GPU (left) Vs. CPU (right) at a cloth resolution of 80x80. Framerates displayed in upper right-hand corner.

Now let’s take a look at the FPS chart from another perspective - relative performance increase - in order to discover a another trend.

Here we can see that not only does the GPU overtake the CPU, it continues to do better and better (relatively) as the cloth resolution increases. These two graphs still don’t tell the whole story, though. Relative performance increase doesn’t mean much if we’re talking about 0.8 FPS vs. 0.2 FPS. Let’s dig a little deeper to discover what’s really going on here. Below is a breakdown of times required for various components of the simulation across all cloth resolutions (note that I include two versions of this graph, one to get a good idea of the trend, and one including the CPU’s 160x160 trial, which tends to make it hard to tell what’s going on in the other conditions in the first graph).

Here we can see that the time taken to satisfy constraints on the GPU, in all conditions except for the 160x160 case, is practically non-existent. The CPU’s constraint satisfaction time scales roughly linearly with the increasing number of pointmasses (and thus constraints), while the GPU, even at 160x160, spends virtually no time on constraint satisfaction (less than or equal to one millisecond). We also observe that the time taken to copy the pointmass array to the GPU and back (GPU Data Copy) remains roughly constant in each simulation. This implies that we are not looking at a transfer rate issue (we come nowhere near saturating the bus with data), but instead take only the penalty of the overhead involved in sending any message to the GPU in general. We also see why the CPU beats out the GPU in the  40x40 test: the overhead of transferring data to the GPU negates the advantage of its lightning quick constraint satisfaction ability. Framerates at the 160x160 resolution were already in the territory of “not realistic for real-time interaction” at 13.8 FPS on the GPU and 3.62 FPS on the CPU, so I did not push my simulation past these resolutions.

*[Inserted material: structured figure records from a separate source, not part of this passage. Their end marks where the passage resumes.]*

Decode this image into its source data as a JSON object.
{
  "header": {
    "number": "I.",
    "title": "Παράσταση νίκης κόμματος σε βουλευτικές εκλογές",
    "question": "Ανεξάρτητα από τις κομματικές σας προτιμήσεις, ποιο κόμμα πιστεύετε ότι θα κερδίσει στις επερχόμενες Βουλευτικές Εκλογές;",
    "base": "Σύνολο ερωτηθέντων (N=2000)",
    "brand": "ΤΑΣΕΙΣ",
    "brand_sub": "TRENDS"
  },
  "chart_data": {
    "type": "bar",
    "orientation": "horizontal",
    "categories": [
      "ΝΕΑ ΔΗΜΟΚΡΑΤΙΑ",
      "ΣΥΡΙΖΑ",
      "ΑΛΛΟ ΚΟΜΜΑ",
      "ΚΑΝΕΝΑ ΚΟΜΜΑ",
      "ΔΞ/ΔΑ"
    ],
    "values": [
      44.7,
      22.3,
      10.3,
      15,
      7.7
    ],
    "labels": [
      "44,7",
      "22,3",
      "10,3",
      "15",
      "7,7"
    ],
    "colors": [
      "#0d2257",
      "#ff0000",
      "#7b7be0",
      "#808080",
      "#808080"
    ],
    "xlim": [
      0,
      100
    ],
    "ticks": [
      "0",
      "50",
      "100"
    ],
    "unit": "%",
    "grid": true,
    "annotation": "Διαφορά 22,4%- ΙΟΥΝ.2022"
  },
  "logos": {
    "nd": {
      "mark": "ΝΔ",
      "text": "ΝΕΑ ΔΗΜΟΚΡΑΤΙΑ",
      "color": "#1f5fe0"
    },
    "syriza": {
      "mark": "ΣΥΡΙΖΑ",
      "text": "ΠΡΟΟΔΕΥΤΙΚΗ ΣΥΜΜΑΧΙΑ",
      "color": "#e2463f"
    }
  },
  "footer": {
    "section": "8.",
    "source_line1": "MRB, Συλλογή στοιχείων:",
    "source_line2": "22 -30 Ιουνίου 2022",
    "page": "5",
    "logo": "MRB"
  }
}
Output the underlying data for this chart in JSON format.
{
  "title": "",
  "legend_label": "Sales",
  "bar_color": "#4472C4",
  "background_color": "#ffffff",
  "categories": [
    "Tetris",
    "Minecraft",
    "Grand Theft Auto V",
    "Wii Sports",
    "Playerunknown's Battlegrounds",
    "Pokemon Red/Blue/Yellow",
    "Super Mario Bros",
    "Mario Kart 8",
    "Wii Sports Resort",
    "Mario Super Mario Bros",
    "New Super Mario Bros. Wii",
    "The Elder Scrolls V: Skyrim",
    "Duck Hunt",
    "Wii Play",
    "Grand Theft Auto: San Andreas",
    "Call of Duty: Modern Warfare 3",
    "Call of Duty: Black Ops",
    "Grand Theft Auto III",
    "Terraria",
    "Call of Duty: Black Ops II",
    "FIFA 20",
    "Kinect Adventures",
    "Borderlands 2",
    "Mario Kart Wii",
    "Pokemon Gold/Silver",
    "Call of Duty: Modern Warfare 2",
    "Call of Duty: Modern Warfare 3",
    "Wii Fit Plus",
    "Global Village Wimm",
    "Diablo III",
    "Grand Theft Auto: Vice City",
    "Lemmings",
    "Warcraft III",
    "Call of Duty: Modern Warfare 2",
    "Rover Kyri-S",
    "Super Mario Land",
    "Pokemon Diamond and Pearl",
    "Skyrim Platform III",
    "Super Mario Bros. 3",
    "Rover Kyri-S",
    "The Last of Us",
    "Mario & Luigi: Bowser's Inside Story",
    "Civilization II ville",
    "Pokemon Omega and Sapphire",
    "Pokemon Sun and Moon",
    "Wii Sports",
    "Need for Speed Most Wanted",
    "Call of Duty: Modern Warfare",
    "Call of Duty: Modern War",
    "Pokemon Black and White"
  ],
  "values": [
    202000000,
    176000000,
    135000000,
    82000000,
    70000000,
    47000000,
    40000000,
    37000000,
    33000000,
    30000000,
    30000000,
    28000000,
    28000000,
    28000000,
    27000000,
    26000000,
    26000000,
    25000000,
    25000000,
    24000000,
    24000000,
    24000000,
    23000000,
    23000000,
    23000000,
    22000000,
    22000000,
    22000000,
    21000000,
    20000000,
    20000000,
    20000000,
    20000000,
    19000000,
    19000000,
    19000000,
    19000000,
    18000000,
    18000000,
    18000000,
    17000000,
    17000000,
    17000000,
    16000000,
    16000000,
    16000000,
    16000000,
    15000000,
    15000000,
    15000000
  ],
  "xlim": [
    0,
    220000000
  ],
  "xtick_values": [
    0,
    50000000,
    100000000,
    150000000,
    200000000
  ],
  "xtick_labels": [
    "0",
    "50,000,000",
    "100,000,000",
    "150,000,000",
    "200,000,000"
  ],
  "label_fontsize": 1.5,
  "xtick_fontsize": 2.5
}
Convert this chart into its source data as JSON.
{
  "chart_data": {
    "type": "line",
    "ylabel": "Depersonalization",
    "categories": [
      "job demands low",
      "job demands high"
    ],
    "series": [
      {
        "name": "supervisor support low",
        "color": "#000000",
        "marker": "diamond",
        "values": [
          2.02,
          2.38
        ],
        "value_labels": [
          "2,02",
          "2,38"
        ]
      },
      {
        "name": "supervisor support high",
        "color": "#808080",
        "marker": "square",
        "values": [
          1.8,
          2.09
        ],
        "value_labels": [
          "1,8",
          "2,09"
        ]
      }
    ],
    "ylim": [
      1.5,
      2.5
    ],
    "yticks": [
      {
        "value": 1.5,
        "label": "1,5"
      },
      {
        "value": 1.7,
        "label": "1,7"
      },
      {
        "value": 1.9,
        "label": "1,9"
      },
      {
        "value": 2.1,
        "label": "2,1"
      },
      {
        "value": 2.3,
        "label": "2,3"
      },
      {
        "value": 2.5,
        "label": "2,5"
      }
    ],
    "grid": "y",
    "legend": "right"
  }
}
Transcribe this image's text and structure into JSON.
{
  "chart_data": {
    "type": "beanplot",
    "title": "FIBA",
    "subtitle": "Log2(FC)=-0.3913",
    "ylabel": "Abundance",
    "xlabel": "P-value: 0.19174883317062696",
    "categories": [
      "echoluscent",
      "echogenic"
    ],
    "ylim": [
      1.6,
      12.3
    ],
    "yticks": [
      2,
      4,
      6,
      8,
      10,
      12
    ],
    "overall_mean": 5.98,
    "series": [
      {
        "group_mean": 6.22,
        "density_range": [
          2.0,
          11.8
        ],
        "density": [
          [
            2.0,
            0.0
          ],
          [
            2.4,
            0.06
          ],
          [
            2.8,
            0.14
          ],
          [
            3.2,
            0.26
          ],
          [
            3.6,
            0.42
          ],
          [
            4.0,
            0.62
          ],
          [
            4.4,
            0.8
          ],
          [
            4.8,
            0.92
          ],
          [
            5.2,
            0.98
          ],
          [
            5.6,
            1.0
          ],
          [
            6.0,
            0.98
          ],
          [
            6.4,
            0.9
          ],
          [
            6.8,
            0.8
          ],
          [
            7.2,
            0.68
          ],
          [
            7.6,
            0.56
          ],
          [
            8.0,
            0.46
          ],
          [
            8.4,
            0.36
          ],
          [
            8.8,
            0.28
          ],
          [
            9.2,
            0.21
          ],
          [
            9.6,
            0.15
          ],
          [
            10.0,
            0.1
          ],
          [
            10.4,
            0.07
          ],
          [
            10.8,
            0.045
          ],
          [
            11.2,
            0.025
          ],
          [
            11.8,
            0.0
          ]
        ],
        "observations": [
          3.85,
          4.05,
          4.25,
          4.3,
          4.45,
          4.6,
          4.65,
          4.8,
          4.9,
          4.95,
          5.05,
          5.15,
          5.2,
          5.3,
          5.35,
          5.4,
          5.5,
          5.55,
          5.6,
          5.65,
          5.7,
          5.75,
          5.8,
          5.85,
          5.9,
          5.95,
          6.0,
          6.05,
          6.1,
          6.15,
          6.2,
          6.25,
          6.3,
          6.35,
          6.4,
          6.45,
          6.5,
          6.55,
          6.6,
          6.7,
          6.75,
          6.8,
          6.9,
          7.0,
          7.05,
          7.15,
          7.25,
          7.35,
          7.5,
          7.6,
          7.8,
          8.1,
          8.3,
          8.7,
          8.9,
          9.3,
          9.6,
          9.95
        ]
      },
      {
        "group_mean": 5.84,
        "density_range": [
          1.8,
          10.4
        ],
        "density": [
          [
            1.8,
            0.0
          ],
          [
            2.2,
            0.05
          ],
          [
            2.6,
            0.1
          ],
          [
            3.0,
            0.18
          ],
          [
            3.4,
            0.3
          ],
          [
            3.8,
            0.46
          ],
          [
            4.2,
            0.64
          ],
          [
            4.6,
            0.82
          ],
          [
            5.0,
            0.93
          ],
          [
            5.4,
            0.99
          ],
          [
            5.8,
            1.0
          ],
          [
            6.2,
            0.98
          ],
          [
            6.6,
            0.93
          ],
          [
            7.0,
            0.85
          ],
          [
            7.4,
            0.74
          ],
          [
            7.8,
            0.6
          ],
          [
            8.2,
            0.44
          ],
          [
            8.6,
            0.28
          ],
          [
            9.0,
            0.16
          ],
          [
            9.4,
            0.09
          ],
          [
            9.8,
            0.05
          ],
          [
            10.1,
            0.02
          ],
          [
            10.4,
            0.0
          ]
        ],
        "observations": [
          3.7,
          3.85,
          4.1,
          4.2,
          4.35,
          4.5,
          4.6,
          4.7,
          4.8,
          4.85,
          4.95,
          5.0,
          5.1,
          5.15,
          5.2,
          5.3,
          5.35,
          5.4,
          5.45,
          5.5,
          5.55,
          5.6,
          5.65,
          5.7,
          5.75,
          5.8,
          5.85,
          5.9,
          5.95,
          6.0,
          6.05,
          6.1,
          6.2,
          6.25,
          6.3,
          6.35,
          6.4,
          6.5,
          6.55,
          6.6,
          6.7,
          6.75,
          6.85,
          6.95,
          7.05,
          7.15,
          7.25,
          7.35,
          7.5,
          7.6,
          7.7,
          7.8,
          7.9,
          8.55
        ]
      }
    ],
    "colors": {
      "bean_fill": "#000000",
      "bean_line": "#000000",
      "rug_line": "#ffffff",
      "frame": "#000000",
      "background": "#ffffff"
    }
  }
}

        What can we extrapolate from these results? The 160x160 case is very informative. As the resolution of the cloth increases, the computation time becomes dominated by the time it takes to draw the cloth to the screen (that is, for the CPU to iterate through the OpenGL drawing commands). The overhead associated with transferring data to the GPU remains roughly constant, and the time taken to check collision with the ball does increase, but by far the largest performance penalty as cloth resolution increases is the rendering performance of OpenGL. Thus, I believe that there is a potential for huge performance gains that remains untapped. I am by no means an experienced OpenGL programmer, but a few thousand triangles should be easy for any modern day card to render (most videogames today have more triangles than this in a single character). Therefore, I believe that with improved OpenGL rendering code, we could be rendering extremely high cloth resolutions in real time using CUDA to satisfy the cloth constraints, and at high FPS (160x160 at 30 FPS would be easily achievable). Future work remains to determine if this is in fact the case, but simple reasoning about the number of triangles that a modern day card should be able to render in real time dictates that there is no reason it shouldn’t be. Thus, high-resolution real time cloth should truly be attainable in interactive experiences for the common consumer.